Definisi
Jaminan Kecelakaan Kerja (JKK) adalah program jaminan sosial yang diselenggarakan oleh BPJS Ketenagakerjaan untuk memberikan perlindungan atas risiko kecelakaan yang terjadi dalam hubungan kerja, termasuk kecelakaan yang terjadi dalam perjalanan dari rumah menuju tempat kerja dan sebaliknya, serta penyakit yang disebabkan oleh lingkungan kerja.
Iuran JKK dibayarkan seluruhnya oleh pengusaha dengan besaran 0,24% sampai 1,74% dari upah sebulan tergantung pada tingkat risiko lingkungan kerja yang terbagi dalam 5 kelompok.

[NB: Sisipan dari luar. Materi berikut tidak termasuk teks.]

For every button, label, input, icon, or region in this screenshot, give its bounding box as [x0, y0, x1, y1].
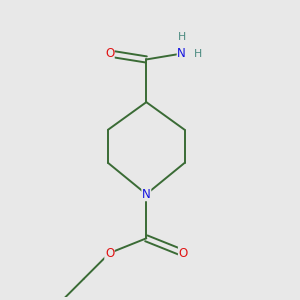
Text: O: O	[105, 47, 114, 60]
Text: O: O	[178, 247, 188, 260]
Text: N: N	[177, 47, 186, 60]
Text: O: O	[105, 247, 114, 260]
Text: H: H	[194, 49, 202, 58]
Text: H: H	[178, 32, 186, 42]
Text: N: N	[142, 188, 151, 201]
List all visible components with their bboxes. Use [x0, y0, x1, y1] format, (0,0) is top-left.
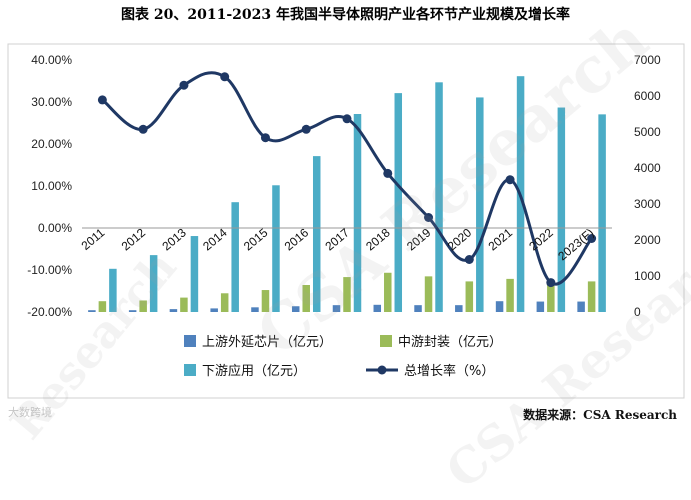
line-layer	[97, 71, 597, 288]
watermark-brand: 大数跨境	[8, 406, 52, 419]
bar-s1-2018	[384, 272, 392, 312]
bar-s2-2015	[272, 185, 280, 312]
bar-s1-2023(F)	[587, 281, 596, 312]
right-tick-label: 0	[634, 305, 641, 319]
legend-marker	[377, 365, 387, 375]
growth-point-2012	[138, 124, 148, 134]
bar-s1-2019	[424, 276, 433, 312]
x-tick-label: 2021	[486, 225, 516, 253]
chart-frame	[7, 43, 685, 399]
bar-s2-2016	[312, 156, 321, 312]
bar-s2-2018	[394, 93, 403, 313]
bar-s0-2022	[536, 301, 545, 312]
x-tick-label: 2011	[79, 225, 108, 253]
bars-layer	[82, 76, 612, 313]
x-tick-label: 2015	[241, 225, 271, 253]
chart-title: 图表 20、2011-2023 年我国半导体照明产业各环节产业规模及增长率	[121, 7, 570, 23]
bar-s1-2021	[506, 278, 514, 312]
bar-s0-2014	[210, 308, 218, 312]
growth-point-2020	[464, 255, 474, 264]
legend-swatch	[380, 335, 392, 347]
bar-s0-2018	[373, 304, 382, 312]
right-tick-label: 5000	[634, 125, 661, 139]
bar-s2-2017	[353, 114, 362, 312]
growth-point-2017	[342, 114, 352, 124]
bar-s0-2021	[495, 301, 504, 312]
bar-s0-2016	[291, 306, 300, 312]
right-tick-label: 2000	[634, 233, 661, 247]
bar-s2-2019	[435, 82, 443, 312]
right-tick-label: 4000	[634, 161, 661, 175]
x-tick-label: 2014	[200, 225, 230, 253]
legend-swatch	[184, 364, 196, 376]
right-axis: 0 1000 2000 3000 4000 5000 6000 7000	[634, 53, 661, 319]
legend-label: 中游封装（亿元）	[398, 335, 502, 350]
growth-point-2019	[424, 213, 434, 222]
left-tick-label: 40.00%	[31, 53, 72, 67]
left-tick-label: 30.00%	[31, 95, 72, 109]
source-note: 数据来源：CSA Research	[523, 408, 677, 422]
bar-s1-2013	[180, 297, 188, 312]
legend-label: 总增长率（%）	[404, 363, 494, 379]
x-tick-label: 2013	[159, 225, 189, 253]
right-tick-label: 1000	[634, 269, 661, 283]
legend-label: 下游应用（亿元）	[202, 363, 306, 379]
x-tick-label: 2016	[282, 225, 312, 253]
growth-point-2016	[301, 124, 311, 134]
bar-s1-2015	[261, 290, 270, 312]
bar-s0-2013	[169, 309, 178, 312]
left-tick-label: 0.00%	[38, 221, 72, 235]
growth-point-2013	[179, 80, 189, 90]
bar-s0-2020	[455, 305, 463, 312]
bar-s2-2020	[476, 97, 484, 312]
growth-point-2015	[260, 133, 270, 143]
bar-s1-2022	[547, 280, 555, 312]
bar-s2-2012	[149, 255, 158, 312]
legend-label: 上游外延芯片（亿元）	[202, 335, 332, 350]
bar-s1-2014	[220, 293, 229, 312]
left-tick-label: 20.00%	[31, 137, 72, 151]
right-tick-label: 7000	[634, 53, 661, 67]
bar-s2-2023(F)	[598, 114, 606, 312]
right-tick-label: 3000	[634, 197, 661, 211]
bar-s2-2022	[557, 107, 566, 313]
bar-s1-2016	[302, 285, 310, 312]
bar-s0-2015	[251, 307, 259, 312]
growth-point-2021	[505, 175, 515, 185]
left-axis: -20.00% -10.00% 0.00% 10.00% 20.00% 30.00% 40.…	[27, 53, 72, 319]
bar-s2-2013	[190, 236, 199, 312]
legend-swatch	[184, 335, 196, 347]
bar-s1-2017	[343, 277, 351, 312]
left-tick-label: -20.00%	[27, 305, 72, 319]
growth-point-2014	[220, 72, 230, 82]
growth-point-2023(F)	[587, 234, 597, 243]
growth-point-2011	[97, 95, 107, 105]
bar-s2-2011	[109, 268, 117, 312]
bar-s1-2020	[465, 281, 474, 312]
legend: 上游外延芯片（亿元） 中游封装（亿元） 下游应用（亿元） 总增长率（%）	[184, 335, 502, 379]
bar-s0-2017	[332, 305, 341, 312]
growth-point-2022	[546, 278, 556, 288]
bar-s0-2019	[414, 305, 422, 312]
bar-s0-2023(F)	[577, 301, 585, 312]
chart-svg: -20.00% -10.00% 0.00% 10.00% 20.00% 30.00% 40.…	[7, 43, 685, 399]
right-tick-label: 6000	[634, 89, 661, 103]
bar-s0-2011	[88, 310, 96, 312]
bar-s0-2012	[128, 310, 137, 312]
bar-s1-2012	[139, 300, 147, 312]
bar-s2-2014	[231, 202, 239, 312]
bar-s1-2011	[98, 301, 107, 312]
left-tick-label: -10.00%	[27, 263, 72, 277]
left-tick-label: 10.00%	[31, 179, 72, 193]
growth-point-2018	[383, 168, 393, 178]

Kelompok I (risiko sangat rendah) sebesar 0,24%, kelompok II (risiko rendah) 0,54%, kelompok III (risiko sedang) 0,89%, kelompok IV (risiko tinggi) 1,27%, dan kelompok V (risiko sangat tinggi) 1,74%.
Manfaat JKK meliputi pelayanan kesehatan tanpa batas biaya sampai sembuh, santunan sementara tidak mampu bekerja, santunan cacat sebagian atau total, santunan kematian akibat kecelakaan kerja, dan biaya rehabilitasi termasuk alat bantu (prothese dan orthose).
Contoh Kasus
Seorang pekerja pabrik di Tangerang mengalami kecelakaan kerja berupa tangan terjepit mesin produksi. Perusahaan segera melaporkan kecelakaan ke BPJS Ketenagakerjaan dan pekerja dibawa ke rumah sakit trauma center. Seluruh biaya pengobatan ditanggung JKK tanpa batas. Selama 3 bulan tidak mampu bekerja, pekerja menerima santunan sebesar 100% upah untuk 12 bulan pertama. Setelah dinyatakan sembuh namun mengalami cacat sebagian fungsi tangan, pekerja menerima santunan cacat sesuai persentase cacat yang ditetapkan dokter penasehat.